Update: The SPL autoload functions can be used instead of __autoload() to improve performance.

PHP ‘Good’ Practices

Posted in PHP, Programming on August 27, 2008 by rubayeet

This article lists a number of coding practices that should be followed in professional environments. Most of these practices are not of my invention, they have been accumulated from numerous blog and forum posts throughout the Internet written by expert PHP developers. I am just listing them here, along with few of my own conventions as a personal checklist for code review. If you are benefited by any of these, I’ll take that as a bonus :-)

Disclaimer: I didn’t go with the usual ‘Best Practice’ term as I am personally opposed to it. A certain coding practice should not be called best if everyone follows it. Someone could come up with a better convention, thus invalidating the previous. Hence the title ‘PHP Good Practice’(I think ‘Best Practice so far’ should be a more accurate term, but it doesn’t sound as cool).

1. Use ‘===’ instead of ‘==’ for equality. ‘===’ compares both the types and values of its operands, unlike ‘==’ which only compares values. (That is why 0 == ‘0′ returns true in PHP, but what about 0 == ‘test’ ? Take a look.)

2. Avoid function calls within for() loop control blocks. For example,

for( $i=0; $i<count($x); $i++ )

The count($x) is called at every iteration. Rather call it before the for loop.

3. When dealing with strings, see if you can use the string library functions and avoid the regex. For example, suppose you are looking for a certain word (say ‘XML’) inside a string. You can simply use strpos() instead of preg_match(), since the word you are looking for is unchanging.

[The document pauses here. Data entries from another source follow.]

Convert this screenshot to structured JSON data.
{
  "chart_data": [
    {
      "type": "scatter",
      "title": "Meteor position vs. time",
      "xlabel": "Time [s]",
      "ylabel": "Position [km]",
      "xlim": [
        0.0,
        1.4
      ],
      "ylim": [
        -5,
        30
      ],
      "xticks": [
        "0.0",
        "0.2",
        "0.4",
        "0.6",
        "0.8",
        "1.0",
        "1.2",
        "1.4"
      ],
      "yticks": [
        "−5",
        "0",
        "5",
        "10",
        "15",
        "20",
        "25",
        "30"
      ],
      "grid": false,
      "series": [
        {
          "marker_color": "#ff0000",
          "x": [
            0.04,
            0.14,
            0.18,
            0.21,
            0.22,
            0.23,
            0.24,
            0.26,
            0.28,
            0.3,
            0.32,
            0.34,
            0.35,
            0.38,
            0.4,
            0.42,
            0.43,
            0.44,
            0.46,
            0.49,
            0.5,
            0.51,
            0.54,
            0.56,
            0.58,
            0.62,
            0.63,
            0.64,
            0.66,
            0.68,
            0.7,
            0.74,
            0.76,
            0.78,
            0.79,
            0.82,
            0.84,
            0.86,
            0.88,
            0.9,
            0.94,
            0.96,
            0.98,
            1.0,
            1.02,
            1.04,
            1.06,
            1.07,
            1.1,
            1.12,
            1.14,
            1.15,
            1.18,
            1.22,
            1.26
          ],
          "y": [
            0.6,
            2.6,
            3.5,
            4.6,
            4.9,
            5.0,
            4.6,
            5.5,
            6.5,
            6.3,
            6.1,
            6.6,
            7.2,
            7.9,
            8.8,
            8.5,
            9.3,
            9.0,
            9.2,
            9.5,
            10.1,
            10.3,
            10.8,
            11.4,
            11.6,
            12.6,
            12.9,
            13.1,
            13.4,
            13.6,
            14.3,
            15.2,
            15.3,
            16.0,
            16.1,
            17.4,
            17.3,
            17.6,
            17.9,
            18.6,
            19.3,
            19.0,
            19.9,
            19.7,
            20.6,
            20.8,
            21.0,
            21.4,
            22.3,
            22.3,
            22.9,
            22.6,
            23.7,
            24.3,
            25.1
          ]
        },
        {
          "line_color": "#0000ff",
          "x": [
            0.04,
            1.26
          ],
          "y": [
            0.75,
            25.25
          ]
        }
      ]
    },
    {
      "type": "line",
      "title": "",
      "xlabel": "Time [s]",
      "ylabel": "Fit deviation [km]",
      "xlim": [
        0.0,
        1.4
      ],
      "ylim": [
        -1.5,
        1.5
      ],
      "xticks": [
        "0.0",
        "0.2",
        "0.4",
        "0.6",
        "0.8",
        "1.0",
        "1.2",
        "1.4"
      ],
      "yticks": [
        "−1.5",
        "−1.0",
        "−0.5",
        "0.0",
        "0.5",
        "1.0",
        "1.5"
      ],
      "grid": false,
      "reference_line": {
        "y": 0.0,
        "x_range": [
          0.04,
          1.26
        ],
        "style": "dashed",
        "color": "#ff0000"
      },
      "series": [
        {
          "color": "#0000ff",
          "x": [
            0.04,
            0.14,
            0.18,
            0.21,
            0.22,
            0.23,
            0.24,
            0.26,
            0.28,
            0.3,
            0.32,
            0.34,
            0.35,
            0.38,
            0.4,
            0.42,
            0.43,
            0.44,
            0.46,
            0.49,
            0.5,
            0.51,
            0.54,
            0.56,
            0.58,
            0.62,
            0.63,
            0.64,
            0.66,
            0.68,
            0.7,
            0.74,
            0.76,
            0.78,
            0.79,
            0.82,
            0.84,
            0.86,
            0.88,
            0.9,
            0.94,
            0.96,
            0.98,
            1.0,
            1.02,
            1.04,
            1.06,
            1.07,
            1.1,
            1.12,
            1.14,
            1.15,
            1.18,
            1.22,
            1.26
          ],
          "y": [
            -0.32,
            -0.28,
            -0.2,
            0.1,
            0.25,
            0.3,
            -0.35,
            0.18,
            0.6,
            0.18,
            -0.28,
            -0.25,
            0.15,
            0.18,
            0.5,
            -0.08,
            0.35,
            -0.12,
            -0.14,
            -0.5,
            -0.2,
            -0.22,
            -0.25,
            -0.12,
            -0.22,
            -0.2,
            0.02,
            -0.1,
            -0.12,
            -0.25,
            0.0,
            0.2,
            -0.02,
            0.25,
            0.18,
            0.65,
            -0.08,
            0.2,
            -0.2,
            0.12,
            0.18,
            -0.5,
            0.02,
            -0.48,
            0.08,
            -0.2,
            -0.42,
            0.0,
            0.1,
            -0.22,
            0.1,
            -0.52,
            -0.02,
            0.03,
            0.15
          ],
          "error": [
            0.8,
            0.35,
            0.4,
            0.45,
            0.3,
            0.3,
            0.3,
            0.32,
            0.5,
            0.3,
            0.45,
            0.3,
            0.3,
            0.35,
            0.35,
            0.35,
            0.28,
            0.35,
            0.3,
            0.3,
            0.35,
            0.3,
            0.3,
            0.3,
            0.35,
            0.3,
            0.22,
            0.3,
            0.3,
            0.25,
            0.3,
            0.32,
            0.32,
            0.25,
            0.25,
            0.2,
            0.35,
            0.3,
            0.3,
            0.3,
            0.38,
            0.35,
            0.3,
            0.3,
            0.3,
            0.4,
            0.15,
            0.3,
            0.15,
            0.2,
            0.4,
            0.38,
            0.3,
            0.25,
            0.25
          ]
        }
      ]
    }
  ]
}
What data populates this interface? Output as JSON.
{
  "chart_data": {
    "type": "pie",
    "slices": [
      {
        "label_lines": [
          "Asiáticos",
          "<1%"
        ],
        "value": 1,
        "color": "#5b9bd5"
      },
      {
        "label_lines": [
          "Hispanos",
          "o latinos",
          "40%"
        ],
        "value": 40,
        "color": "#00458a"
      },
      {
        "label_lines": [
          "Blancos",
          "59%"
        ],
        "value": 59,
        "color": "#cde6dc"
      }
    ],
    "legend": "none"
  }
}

4. An improper use of strpos() would be like this:

if(strpos($substring,$string)){ //do something}

strpos() returns the position of the first occurrence of the substring within a string, otherwise returns false. The above condition will fail if you are looking for ‘abc’ inside ‘abcdef’, because PHP treats 0 and false to be equal. The following code better handles this situation

if(strpos($substring,$string) !== FALSE)
{ //do something}

This further proves the point number 1.

5. Use single quotes for wrapping strings. PHP looks for variables inside double quotes making things slower.

6. If a class method can be static, declare it static. Speed improvement is by a factor of 4.

7. var_dump() is better than print_r() for debugging as it prints both type and value of the data. You cannot tell an empty string from NULL using print_r().

8. $row[’id’] is 7 times faster than $row[id].

9. To find out the time when the script started executing, $_SERVER[’REQUEST_TIME’] is preferred to time().

10. Variables should be initialized before being used. Makes the code less sloppy. Also incrementing an initialized variable is faster than incrementing an uninitialized one.

11. I recently found a code where the developer is checking if a certain constant is defined before invoking an action. His code was like This

if(MY_CONSTANT)
{
//do something
}
else
{
//do something else
}

If for some reason MY_CONSTANT is not defined, PHP will still execute the statements in the if block, because MY_CONSTANT will then be a string and if(MY_CONSTANT) will return true. The proper way to do this will then be

if(defined(MY_CONSTANT))
{
//do something
}

12. Close database connection, free resources once you are done with them. It improves execution speed.

13. To improve robustness of the application, make use of try-catch statements. Define distinct exception classes for distinct operations (e.g. DatabaseException, FileNotFoundException) and handle them properly for graceful crash of the code.